Moore received the surprising sum of $12.5 million to bump-and-grind her way through STRIPTEASE, and at the very least the producers should take solace in the fact that she picked up dancing a heck of a lot faster than she has picked up this whole acting thing. There is something both smug and overly earnest about Moore's standard screen pose, as though she never wanted there to be any doubt that she felt deeply about whatever her predicament might be, but also that nothing could stop her if she set her mind to it. In STRIPTEASE, that is a major problem. This is supposed to be a frisky comedy, but Moore's deadly serious performance acts like ankle weights on a swimmer. There are scenes between her and Armand Assante which seem to come from a second-rate TV-movie -- "Baring Her Soul: The Erin Grant Story."
That's a real shame, because there are plenty of moments in STRIPTEASE where Bergman's wonderfully weird sense of humor gets to shine through.

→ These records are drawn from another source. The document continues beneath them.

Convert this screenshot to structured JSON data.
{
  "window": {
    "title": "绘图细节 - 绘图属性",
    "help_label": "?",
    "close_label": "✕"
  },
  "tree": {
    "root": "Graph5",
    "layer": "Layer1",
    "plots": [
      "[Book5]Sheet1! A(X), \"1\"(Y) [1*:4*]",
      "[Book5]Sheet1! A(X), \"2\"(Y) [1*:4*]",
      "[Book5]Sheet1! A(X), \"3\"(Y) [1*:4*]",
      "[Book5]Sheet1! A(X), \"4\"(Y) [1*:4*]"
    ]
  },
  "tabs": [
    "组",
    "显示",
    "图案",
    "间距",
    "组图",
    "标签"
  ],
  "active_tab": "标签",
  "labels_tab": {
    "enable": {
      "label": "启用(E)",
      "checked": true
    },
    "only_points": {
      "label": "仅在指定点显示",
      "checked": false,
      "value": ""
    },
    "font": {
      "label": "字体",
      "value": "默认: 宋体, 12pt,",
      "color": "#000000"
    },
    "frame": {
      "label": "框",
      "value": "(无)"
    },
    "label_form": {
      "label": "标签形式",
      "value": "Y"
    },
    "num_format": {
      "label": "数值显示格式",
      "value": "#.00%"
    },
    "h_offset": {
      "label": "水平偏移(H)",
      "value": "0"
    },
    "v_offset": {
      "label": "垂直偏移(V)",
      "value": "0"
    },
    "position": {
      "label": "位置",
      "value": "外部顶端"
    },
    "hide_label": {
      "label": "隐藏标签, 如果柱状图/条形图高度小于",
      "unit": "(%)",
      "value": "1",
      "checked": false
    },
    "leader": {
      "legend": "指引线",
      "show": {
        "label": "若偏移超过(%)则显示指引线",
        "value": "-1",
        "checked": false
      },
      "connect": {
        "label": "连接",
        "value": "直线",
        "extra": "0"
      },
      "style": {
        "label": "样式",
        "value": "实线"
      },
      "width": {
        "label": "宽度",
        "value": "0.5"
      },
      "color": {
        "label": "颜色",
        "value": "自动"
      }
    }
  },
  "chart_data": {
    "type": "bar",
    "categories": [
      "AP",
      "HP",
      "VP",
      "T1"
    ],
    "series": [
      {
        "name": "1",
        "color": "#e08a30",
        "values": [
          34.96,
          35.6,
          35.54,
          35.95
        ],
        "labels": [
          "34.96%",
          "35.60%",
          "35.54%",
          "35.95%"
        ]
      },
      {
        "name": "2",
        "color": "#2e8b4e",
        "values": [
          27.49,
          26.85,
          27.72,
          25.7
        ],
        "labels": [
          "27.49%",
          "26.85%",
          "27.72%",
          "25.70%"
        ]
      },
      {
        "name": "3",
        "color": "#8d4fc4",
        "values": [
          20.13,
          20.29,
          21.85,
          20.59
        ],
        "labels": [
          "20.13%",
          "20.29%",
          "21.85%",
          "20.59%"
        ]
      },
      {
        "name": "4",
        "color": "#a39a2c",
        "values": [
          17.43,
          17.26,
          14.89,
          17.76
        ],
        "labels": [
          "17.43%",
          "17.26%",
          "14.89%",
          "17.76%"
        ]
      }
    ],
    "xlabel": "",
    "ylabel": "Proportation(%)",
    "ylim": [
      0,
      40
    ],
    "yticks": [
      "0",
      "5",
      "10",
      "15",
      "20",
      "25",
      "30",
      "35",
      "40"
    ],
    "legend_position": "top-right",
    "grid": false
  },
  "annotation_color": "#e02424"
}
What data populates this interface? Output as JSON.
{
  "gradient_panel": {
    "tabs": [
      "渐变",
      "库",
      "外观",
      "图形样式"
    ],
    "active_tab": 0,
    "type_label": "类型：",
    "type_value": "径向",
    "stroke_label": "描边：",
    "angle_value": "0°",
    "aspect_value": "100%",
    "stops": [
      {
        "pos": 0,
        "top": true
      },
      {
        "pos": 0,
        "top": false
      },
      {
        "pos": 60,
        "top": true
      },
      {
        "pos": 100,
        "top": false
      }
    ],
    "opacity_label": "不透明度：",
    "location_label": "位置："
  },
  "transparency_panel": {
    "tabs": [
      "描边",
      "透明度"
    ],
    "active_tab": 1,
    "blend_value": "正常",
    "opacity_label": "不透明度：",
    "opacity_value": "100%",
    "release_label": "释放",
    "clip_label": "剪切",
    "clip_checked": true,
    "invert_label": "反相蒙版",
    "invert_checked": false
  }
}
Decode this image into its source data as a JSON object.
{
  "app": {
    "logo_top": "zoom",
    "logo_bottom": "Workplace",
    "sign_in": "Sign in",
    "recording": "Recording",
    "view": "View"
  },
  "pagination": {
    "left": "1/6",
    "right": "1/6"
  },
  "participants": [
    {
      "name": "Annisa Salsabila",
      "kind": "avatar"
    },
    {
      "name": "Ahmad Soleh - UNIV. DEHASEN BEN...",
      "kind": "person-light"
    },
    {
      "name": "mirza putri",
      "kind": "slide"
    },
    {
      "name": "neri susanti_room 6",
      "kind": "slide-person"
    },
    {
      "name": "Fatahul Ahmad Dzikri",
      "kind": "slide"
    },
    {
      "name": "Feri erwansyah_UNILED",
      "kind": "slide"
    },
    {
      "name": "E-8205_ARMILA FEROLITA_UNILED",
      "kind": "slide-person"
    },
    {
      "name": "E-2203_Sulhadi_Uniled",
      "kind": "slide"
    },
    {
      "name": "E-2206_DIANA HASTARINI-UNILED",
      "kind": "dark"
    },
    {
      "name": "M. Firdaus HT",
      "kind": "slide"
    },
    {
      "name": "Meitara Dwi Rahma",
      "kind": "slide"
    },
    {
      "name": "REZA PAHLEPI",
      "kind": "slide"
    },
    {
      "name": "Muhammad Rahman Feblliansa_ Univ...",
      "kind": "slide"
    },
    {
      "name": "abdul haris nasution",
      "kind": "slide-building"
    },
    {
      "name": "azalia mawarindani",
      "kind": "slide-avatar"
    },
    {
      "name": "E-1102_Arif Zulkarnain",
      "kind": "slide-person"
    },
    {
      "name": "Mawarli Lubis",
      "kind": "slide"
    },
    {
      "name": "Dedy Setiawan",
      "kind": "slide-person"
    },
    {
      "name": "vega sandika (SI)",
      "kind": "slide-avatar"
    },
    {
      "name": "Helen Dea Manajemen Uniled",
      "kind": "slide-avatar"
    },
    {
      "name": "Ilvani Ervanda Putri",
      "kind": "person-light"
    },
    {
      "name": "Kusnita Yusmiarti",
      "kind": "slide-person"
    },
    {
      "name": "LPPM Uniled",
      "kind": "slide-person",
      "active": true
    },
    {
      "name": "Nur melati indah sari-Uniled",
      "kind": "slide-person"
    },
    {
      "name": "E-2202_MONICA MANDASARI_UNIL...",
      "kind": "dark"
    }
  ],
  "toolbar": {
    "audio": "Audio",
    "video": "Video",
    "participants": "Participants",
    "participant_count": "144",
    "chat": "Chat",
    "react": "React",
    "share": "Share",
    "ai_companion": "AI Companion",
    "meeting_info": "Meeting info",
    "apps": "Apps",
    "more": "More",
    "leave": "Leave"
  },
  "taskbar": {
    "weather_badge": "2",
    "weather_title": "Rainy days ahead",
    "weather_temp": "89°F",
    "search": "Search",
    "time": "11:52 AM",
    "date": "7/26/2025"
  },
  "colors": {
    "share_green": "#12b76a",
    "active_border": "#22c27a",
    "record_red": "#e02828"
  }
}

Ving Rhames has a great role as the Eager Beaver's put-upon bouncer Shad, a man looking for the get-rich-quick scheme which will allow him to get out of the bouncer business; he gets one of STRIPTEASE's best moments as he impresses a couple of thugs with tales of his responsibilities "auditioning" topless dancers. Burt Reynolds is completely over the top as Dilbeck, a pathetic, fetishistic drunkard who coats himself in Vaseline and sniffs Erin's dryer lint before addressing a Young Christians' conference, and there is something improbably enjoyable about the way Reynolds doesn't even pretend to modulate his performance. Bergman makes fine use of oddball supporting characters, and seasons STRIPTEASE liberally with his trademark unpredictability, like a priceless scene during the film's climax involving Erin's daughter, two well-endowed dancers and a jump-rope.
There are plenty of laughs in STRIPTEASE, enough to make it moderately entertaining, but the reason STRIPTEASE isn't a better movie is that they're the wrong _kind_ of laughs for the material. Based on Carl Hiaasen's novel, the story demands a darker edge in its political satire, a sense of irony that the topless dancer is one of the few characters in the film with any morals. That simply isn't Andrew Bergman's style; his comedy may be wild, but it's always good-natured. When Burt Reynolds' Congressman is as absurd a character as the general played by Richard Libertini in THE IN-LAWS, it's tough to extract any biting commentary. The result is a film which is moving in several different directions at once: the source material is trying to make it dark, Bergman is trying to make it silly, and Moore is trying to make it serious. When it's silly, STRIPTEASE is super, but a lot of the time it's not clear _what_ STRIPTEASE is. Except, of course, that it's _not_ SHOWGIRLS.
On the Renshaw scale of 0 to 10 Demi-clad women: 6.